Dye also managed the rock band Rose Tattoo and worked with The Easybeats. He was also a pop rock musician; using the stage name Cris Kemp for solo musical works. In 1993, on lead vocals and acoustic guitar, he released his first and only solo album A Heart Like Mine, which was produced by Alex Smith via Larrikin Records. All eleven tracks were written by Dye including We Are not in Love, co-written with Simon Gallaher.

== Death and aftermath ==
Dye was attacked by three men in Darlinghurst, Sydney on 23 December 1993. During the previous evening he had been celebrating the release of his album. Dye was intoxicated at the time of the attack, which occurred at around 4:30 a.m. near the corner of Little Oxford Street and Campbell Street, near Taylor Square, Sydney. His attackers stole his wallet. He was found unconscious in the lane behind Kinselas Hotel and taken to St Vincent's Hospital. He died in St George Hospital on 25 December.

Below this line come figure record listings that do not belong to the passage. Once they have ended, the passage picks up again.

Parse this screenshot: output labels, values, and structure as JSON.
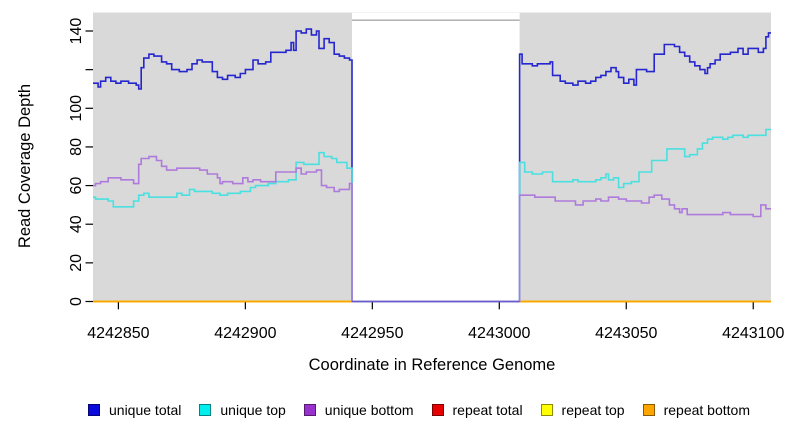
{
  "figure": {
    "kind": "R-style read coverage depth plot",
    "background": "#ffffff"
  },
  "chart_data": {
    "type": "line",
    "step_interpolation": true,
    "title": "",
    "xlabel": "Coordinate in Reference Genome",
    "ylabel": "Read Coverage Depth",
    "xlim": [
      4242840,
      4243107
    ],
    "ylim": [
      0,
      150
    ],
    "grid": false,
    "plot_bg": "#d9d9d9",
    "axis_color": "#000000",
    "x_ticks": {
      "values": [
        4242850,
        4242900,
        4242950,
        4243000,
        4243050,
        4243100
      ],
      "labels": [
        "4242850",
        "4242900",
        "4242950",
        "4243000",
        "4243050",
        "4243100"
      ]
    },
    "y_ticks": {
      "values": [
        0,
        20,
        40,
        60,
        80,
        100,
        120,
        140
      ],
      "labels": [
        "0",
        "20",
        "40",
        "60",
        "80",
        "100",
        "",
        "140"
      ]
    },
    "gap_region": {
      "x_start": 4242942,
      "x_end": 4243008,
      "fill": "#ffffff",
      "top_border_color": "#a9a9a9",
      "floor_line_color": "#6a5acd",
      "note": "coverage drops to 0 in this masked window"
    },
    "series": [
      {
        "name": "repeat total",
        "color": "#e00000",
        "legend_color": "#e60000",
        "layer": "below_gap",
        "points": [
          [
            4242840,
            0
          ]
        ]
      },
      {
        "name": "repeat top",
        "color": "#ffff00",
        "legend_color": "#ffff00",
        "layer": "below_gap",
        "points": [
          [
            4242840,
            0
          ]
        ]
      },
      {
        "name": "repeat bottom",
        "color": "#ffa500",
        "legend_color": "#ffa500",
        "layer": "below_gap",
        "points": [
          [
            4242840,
            0
          ]
        ]
      },
      {
        "name": "unique total",
        "color": "#2626ce",
        "legend_color": "#0a0adc",
        "layer": "above_gap",
        "points": [
          [
            4242840,
            113
          ],
          [
            4242842,
            111
          ],
          [
            4242843,
            114
          ],
          [
            4242845,
            116
          ],
          [
            4242847,
            114
          ],
          [
            4242849,
            113
          ],
          [
            4242851,
            114
          ],
          [
            4242854,
            113
          ],
          [
            4242857,
            112
          ],
          [
            4242858,
            110
          ],
          [
            4242859,
            121
          ],
          [
            4242860,
            126
          ],
          [
            4242862,
            128
          ],
          [
            4242864,
            127
          ],
          [
            4242867,
            124
          ],
          [
            4242869,
            123
          ],
          [
            4242871,
            120
          ],
          [
            4242874,
            119
          ],
          [
            4242877,
            120
          ],
          [
            4242879,
            123
          ],
          [
            4242881,
            125
          ],
          [
            4242883,
            124
          ],
          [
            4242887,
            119
          ],
          [
            4242889,
            116
          ],
          [
            4242891,
            115
          ],
          [
            4242893,
            117
          ],
          [
            4242896,
            116
          ],
          [
            4242898,
            118
          ],
          [
            4242900,
            120
          ],
          [
            4242903,
            125
          ],
          [
            4242905,
            123
          ],
          [
            4242908,
            124
          ],
          [
            4242910,
            129
          ],
          [
            4242916,
            130
          ],
          [
            4242918,
            134
          ],
          [
            4242919,
            130
          ],
          [
            4242920,
            140
          ],
          [
            4242922,
            139
          ],
          [
            4242924,
            141
          ],
          [
            4242926,
            138
          ],
          [
            4242928,
            140
          ],
          [
            4242929,
            131
          ],
          [
            4242931,
            136
          ],
          [
            4242933,
            134
          ],
          [
            4242935,
            128
          ],
          [
            4242937,
            127
          ],
          [
            4242939,
            126
          ],
          [
            4242941,
            125
          ],
          [
            4242942,
            0
          ],
          [
            4243008,
            128
          ],
          [
            4243009,
            123
          ],
          [
            4243013,
            122
          ],
          [
            4243015,
            123
          ],
          [
            4243020,
            124
          ],
          [
            4243021,
            117
          ],
          [
            4243024,
            114
          ],
          [
            4243026,
            113
          ],
          [
            4243029,
            112
          ],
          [
            4243031,
            114
          ],
          [
            4243034,
            113
          ],
          [
            4243036,
            114
          ],
          [
            4243038,
            116
          ],
          [
            4243040,
            117
          ],
          [
            4243042,
            119
          ],
          [
            4243044,
            121
          ],
          [
            4243046,
            119
          ],
          [
            4243047,
            116
          ],
          [
            4243049,
            113
          ],
          [
            4243051,
            115
          ],
          [
            4243053,
            112
          ],
          [
            4243054,
            120
          ],
          [
            4243058,
            119
          ],
          [
            4243061,
            128
          ],
          [
            4243065,
            133
          ],
          [
            4243069,
            132
          ],
          [
            4243071,
            129
          ],
          [
            4243073,
            127
          ],
          [
            4243075,
            124
          ],
          [
            4243077,
            122
          ],
          [
            4243079,
            120
          ],
          [
            4243081,
            118
          ],
          [
            4243082,
            121
          ],
          [
            4243083,
            123
          ],
          [
            4243085,
            125
          ],
          [
            4243087,
            128
          ],
          [
            4243091,
            129
          ],
          [
            4243094,
            131
          ],
          [
            4243096,
            128
          ],
          [
            4243098,
            131
          ],
          [
            4243102,
            129
          ],
          [
            4243104,
            131
          ],
          [
            4243105,
            137
          ],
          [
            4243106,
            139
          ]
        ]
      },
      {
        "name": "unique top",
        "color": "#4adfe0",
        "legend_color": "#00eeee",
        "layer": "above_gap",
        "points": [
          [
            4242840,
            54
          ],
          [
            4242841,
            53
          ],
          [
            4242846,
            52
          ],
          [
            4242848,
            49
          ],
          [
            4242856,
            52
          ],
          [
            4242858,
            55
          ],
          [
            4242860,
            56
          ],
          [
            4242862,
            54
          ],
          [
            4242873,
            56
          ],
          [
            4242875,
            55
          ],
          [
            4242878,
            58
          ],
          [
            4242880,
            57
          ],
          [
            4242887,
            56
          ],
          [
            4242890,
            55
          ],
          [
            4242893,
            56
          ],
          [
            4242898,
            57
          ],
          [
            4242902,
            59
          ],
          [
            4242904,
            60
          ],
          [
            4242909,
            61
          ],
          [
            4242912,
            62
          ],
          [
            4242917,
            63
          ],
          [
            4242920,
            72
          ],
          [
            4242923,
            71
          ],
          [
            4242929,
            77
          ],
          [
            4242931,
            75
          ],
          [
            4242934,
            74
          ],
          [
            4242936,
            72
          ],
          [
            4242940,
            69
          ],
          [
            4242942,
            0
          ],
          [
            4243008,
            72
          ],
          [
            4243010,
            67
          ],
          [
            4243013,
            66
          ],
          [
            4243017,
            67
          ],
          [
            4243021,
            62
          ],
          [
            4243029,
            63
          ],
          [
            4243031,
            62
          ],
          [
            4243038,
            63
          ],
          [
            4243040,
            64
          ],
          [
            4243042,
            66
          ],
          [
            4243043,
            63
          ],
          [
            4243045,
            64
          ],
          [
            4243047,
            59
          ],
          [
            4243049,
            61
          ],
          [
            4243052,
            62
          ],
          [
            4243055,
            67
          ],
          [
            4243060,
            73
          ],
          [
            4243066,
            79
          ],
          [
            4243073,
            75
          ],
          [
            4243075,
            76
          ],
          [
            4243078,
            79
          ],
          [
            4243080,
            82
          ],
          [
            4243082,
            84
          ],
          [
            4243084,
            85
          ],
          [
            4243088,
            84
          ],
          [
            4243090,
            85
          ],
          [
            4243092,
            86
          ],
          [
            4243096,
            85
          ],
          [
            4243098,
            86
          ],
          [
            4243105,
            89
          ]
        ]
      },
      {
        "name": "unique bottom",
        "color": "#ae7bdc",
        "legend_color": "#9932cc",
        "layer": "above_gap",
        "points": [
          [
            4242840,
            60
          ],
          [
            4242841,
            61
          ],
          [
            4242843,
            62
          ],
          [
            4242846,
            64
          ],
          [
            4242851,
            63
          ],
          [
            4242856,
            61
          ],
          [
            4242858,
            71
          ],
          [
            4242859,
            74
          ],
          [
            4242862,
            75
          ],
          [
            4242865,
            73
          ],
          [
            4242867,
            70
          ],
          [
            4242869,
            68
          ],
          [
            4242873,
            69
          ],
          [
            4242882,
            68
          ],
          [
            4242885,
            66
          ],
          [
            4242889,
            64
          ],
          [
            4242890,
            61
          ],
          [
            4242891,
            62
          ],
          [
            4242895,
            61
          ],
          [
            4242899,
            64
          ],
          [
            4242901,
            62
          ],
          [
            4242903,
            63
          ],
          [
            4242906,
            62
          ],
          [
            4242912,
            67
          ],
          [
            4242920,
            69
          ],
          [
            4242922,
            66
          ],
          [
            4242924,
            67
          ],
          [
            4242928,
            68
          ],
          [
            4242930,
            60
          ],
          [
            4242932,
            59
          ],
          [
            4242935,
            57
          ],
          [
            4242937,
            58
          ],
          [
            4242941,
            61
          ],
          [
            4242942,
            0
          ],
          [
            4243008,
            55
          ],
          [
            4243014,
            54
          ],
          [
            4243022,
            52
          ],
          [
            4243030,
            50
          ],
          [
            4243033,
            52
          ],
          [
            4243038,
            53
          ],
          [
            4243040,
            52
          ],
          [
            4243043,
            54
          ],
          [
            4243047,
            53
          ],
          [
            4243050,
            52
          ],
          [
            4243056,
            51
          ],
          [
            4243059,
            54
          ],
          [
            4243061,
            55
          ],
          [
            4243064,
            53
          ],
          [
            4243067,
            50
          ],
          [
            4243069,
            48
          ],
          [
            4243071,
            46
          ],
          [
            4243072,
            48
          ],
          [
            4243074,
            45
          ],
          [
            4243088,
            46
          ],
          [
            4243091,
            45
          ],
          [
            4243100,
            44
          ],
          [
            4243103,
            50
          ],
          [
            4243105,
            48
          ]
        ]
      }
    ],
    "legend": {
      "position": "bottom",
      "entries": [
        "unique total",
        "unique top",
        "unique bottom",
        "repeat total",
        "repeat top",
        "repeat bottom"
      ]
    }
  }
}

Police investigated Dye's killing in 1993. An inquest also took place from 1994 to 1995. The results of the inquest were inconclusive, but linked his death to a statement made by a prisoner who said that he had "knocked off" Dye. In 2013, Dye's killing appeared in a Fairfax Media production about unsolved murders. In 2014, police offered a $100,000 reward for information on his killing.

In 2023, his death continued to be investigated by police. Dye's sexuality was ambiguous to some of his friends, who believed he was possibly gay or bisexual. In 2014, Dye's mother told The Sydney Morning Herald that he spoke of his many girlfriends and quoted Crispin saying "People say I'm gay, Mum, but I don't know what I am." The 2023 police investigation considered that his death may be linked to his sexual identity. Earlier investigations had primarily considered robbery as the motive due to the location of the attack being commonly associated with street robberies.

The 2023 investigation also noted that prior police work did not include forensic analysis of the blood-soaked clothing that Dye was found in after his attack. 2023 DNA analysis identified a new person of interest, associated with DNA found at an unrelated 2002 burglary.